M. Lisée a surtout insisté sur l'utilisation illégale du logo de son parti. «Ils peuvent dire la même chose, ils peuvent faire les mêmes attaques, ils peuvent faire les mêmes blagues, mais en respectant la marque de commerce du Parti québécois, tout simplement. Le problème c'est que les gens peuvent penser que c'est un site officiel compte tenu de la facture du site», a-t-il fait valoir.

Quant au fait de voir une de ses citations passées venir le hanter en campagne, M. Lisée a encaissé le coup avec le sourire : «Vous m'en parlez tous les jours», a-t-il lancé aux journalistes.

«Préjudice irréparable»

Dans sa requête, le PQ affirme qu'«un préjudice irréparable sera commis si ledit site Internet devait continuer d'être en opération pendant la campagne électorale» et qu'«il y a risque que des électeurs soient induits en erreur sur l'identité du véritable auteur de cette publicité mensongère, diffamatoire et raciste».

Parmi les éléments invoqués dans la requête, la formation politique fait valoir l'atteinte à son droit de propriété intellectuelle, notamment dans l'utilisation de son logo.

Elle souligne également qu'il s'agit d'une violation de la Loi électorale et entend demander au Directeur général des élections du Québec (DGEQ) d'instituer une enquête en vue d'éventuelles poursuites pénales.

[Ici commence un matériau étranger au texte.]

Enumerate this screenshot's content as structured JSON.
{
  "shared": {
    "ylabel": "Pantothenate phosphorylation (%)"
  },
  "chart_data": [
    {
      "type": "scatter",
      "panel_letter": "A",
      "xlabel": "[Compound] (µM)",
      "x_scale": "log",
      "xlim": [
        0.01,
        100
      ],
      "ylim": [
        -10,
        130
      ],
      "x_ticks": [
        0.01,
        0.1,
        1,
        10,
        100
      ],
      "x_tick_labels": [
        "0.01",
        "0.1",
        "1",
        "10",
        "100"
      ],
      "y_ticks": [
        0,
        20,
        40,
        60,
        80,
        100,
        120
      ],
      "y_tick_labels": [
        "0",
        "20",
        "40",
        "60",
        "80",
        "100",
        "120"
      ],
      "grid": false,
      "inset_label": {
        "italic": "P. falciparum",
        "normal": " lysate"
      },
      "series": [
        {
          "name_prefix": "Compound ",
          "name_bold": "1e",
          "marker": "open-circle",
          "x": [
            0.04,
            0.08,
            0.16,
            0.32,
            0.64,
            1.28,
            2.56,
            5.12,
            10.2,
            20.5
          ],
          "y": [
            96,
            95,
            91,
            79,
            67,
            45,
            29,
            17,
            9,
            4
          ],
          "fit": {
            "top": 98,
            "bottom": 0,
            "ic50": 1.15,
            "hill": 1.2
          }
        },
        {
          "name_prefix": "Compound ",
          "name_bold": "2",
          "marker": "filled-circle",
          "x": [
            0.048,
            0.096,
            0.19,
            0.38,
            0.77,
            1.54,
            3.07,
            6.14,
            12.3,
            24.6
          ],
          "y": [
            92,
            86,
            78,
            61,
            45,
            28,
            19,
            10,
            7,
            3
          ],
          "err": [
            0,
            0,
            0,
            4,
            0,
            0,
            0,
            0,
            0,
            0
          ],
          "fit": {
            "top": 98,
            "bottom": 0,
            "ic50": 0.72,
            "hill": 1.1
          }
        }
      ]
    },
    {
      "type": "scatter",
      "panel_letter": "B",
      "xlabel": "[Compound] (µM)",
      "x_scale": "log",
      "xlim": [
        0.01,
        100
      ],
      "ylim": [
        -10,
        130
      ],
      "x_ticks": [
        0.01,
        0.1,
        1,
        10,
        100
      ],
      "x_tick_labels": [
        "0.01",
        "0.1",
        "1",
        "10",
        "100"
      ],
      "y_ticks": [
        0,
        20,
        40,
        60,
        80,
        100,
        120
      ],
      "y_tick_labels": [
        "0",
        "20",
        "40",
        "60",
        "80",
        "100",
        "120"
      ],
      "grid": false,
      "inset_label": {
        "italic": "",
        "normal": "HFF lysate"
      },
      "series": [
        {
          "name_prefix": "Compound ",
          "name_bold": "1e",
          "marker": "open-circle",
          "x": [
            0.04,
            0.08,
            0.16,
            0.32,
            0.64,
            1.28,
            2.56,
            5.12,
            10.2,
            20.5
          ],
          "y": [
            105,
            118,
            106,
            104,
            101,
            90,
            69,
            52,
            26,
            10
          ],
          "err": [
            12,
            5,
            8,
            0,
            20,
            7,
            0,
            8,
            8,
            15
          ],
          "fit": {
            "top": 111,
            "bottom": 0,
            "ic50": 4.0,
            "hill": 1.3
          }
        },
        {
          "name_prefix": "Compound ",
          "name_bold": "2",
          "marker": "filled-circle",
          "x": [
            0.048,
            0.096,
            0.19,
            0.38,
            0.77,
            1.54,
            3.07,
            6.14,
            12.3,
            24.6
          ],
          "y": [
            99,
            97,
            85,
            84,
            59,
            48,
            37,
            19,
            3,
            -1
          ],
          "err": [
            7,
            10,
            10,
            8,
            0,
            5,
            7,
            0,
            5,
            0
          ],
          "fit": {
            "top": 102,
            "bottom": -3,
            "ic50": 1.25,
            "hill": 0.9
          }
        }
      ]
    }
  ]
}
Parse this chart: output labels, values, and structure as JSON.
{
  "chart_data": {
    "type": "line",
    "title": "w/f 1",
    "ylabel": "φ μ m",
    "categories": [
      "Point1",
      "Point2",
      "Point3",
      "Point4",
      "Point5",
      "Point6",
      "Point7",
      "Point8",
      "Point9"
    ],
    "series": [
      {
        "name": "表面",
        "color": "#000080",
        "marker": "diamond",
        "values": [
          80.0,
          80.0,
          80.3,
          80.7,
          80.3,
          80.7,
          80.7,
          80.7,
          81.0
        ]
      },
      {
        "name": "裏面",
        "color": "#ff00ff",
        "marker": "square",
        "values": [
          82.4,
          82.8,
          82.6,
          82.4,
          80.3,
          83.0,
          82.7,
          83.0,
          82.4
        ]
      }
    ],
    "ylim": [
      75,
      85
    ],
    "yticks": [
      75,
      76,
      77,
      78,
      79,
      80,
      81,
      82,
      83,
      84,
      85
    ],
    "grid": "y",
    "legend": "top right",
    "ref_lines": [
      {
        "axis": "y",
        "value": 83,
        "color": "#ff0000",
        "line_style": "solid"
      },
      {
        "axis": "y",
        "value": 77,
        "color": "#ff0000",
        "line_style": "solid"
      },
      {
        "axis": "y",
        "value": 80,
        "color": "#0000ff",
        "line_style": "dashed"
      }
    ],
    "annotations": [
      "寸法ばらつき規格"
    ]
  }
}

Le PQ prévoit demander aussi une injonction permanente dans laquelle il réclamera des dommages moraux et punitifs de 50 000 $ «pour atteinte intentionnelle à la Loi électorale, aux droits fondamentaux et l'utilisation inappropriée et illégale de la propriété intellectuelle et du visuel du Parti québécois».

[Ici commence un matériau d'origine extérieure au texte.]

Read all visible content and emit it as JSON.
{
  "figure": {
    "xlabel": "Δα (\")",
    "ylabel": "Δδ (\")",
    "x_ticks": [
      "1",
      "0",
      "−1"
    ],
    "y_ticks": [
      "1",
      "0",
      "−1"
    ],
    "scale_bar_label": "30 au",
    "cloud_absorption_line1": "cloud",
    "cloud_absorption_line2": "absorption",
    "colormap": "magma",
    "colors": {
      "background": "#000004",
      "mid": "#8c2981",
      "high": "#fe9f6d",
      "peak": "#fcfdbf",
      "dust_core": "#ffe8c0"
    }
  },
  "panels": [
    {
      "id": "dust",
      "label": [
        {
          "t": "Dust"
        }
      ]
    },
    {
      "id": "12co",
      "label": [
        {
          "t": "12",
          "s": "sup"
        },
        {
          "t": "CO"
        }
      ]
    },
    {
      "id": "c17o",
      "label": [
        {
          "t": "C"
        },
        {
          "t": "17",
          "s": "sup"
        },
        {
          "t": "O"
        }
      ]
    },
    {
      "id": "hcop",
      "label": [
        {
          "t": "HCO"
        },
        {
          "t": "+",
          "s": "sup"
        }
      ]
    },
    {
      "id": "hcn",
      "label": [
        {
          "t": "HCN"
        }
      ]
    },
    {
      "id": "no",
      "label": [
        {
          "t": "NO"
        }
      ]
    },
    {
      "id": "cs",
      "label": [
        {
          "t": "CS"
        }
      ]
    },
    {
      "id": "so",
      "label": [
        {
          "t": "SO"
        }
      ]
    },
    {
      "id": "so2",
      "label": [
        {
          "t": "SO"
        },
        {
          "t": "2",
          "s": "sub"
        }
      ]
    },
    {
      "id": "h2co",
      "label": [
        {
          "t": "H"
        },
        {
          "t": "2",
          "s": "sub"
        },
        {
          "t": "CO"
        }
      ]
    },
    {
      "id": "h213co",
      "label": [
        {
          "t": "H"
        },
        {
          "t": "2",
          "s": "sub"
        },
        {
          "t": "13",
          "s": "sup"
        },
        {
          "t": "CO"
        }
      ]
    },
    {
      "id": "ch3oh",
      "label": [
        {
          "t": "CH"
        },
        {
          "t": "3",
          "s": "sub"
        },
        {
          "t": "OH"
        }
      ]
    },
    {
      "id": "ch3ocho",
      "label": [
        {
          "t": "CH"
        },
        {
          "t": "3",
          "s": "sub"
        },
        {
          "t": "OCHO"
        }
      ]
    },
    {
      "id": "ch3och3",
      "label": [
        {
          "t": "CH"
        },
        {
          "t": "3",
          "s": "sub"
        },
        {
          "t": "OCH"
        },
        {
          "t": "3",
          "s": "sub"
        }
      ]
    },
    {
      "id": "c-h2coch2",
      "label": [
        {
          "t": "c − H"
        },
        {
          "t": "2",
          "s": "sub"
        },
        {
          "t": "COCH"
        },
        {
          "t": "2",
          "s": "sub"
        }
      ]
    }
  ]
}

Il lui faudra toutefois identifier d'abord les auteurs de cette tromperie; les procureurs du parti ont en effet été incapables d'identifier les propriétaires du site, ceux-ci ayant caché leur identité en s'enregistrant à l'aide d'un tiers ayant pignon sur rue en Floride, Respect my privacy LLC, qui a enregistré le nom de domaine auprès d'un registraire situé en Inde, la firme Public Domain Registry.

Ces deux entreprises sont donc visées aussi par la requête, qui demande à la Cour supérieure de leur ordonner notamment d'identifier les propriétaires du site, de donner toutes les informations sur la fréquentation du site et de fermer celui-ci.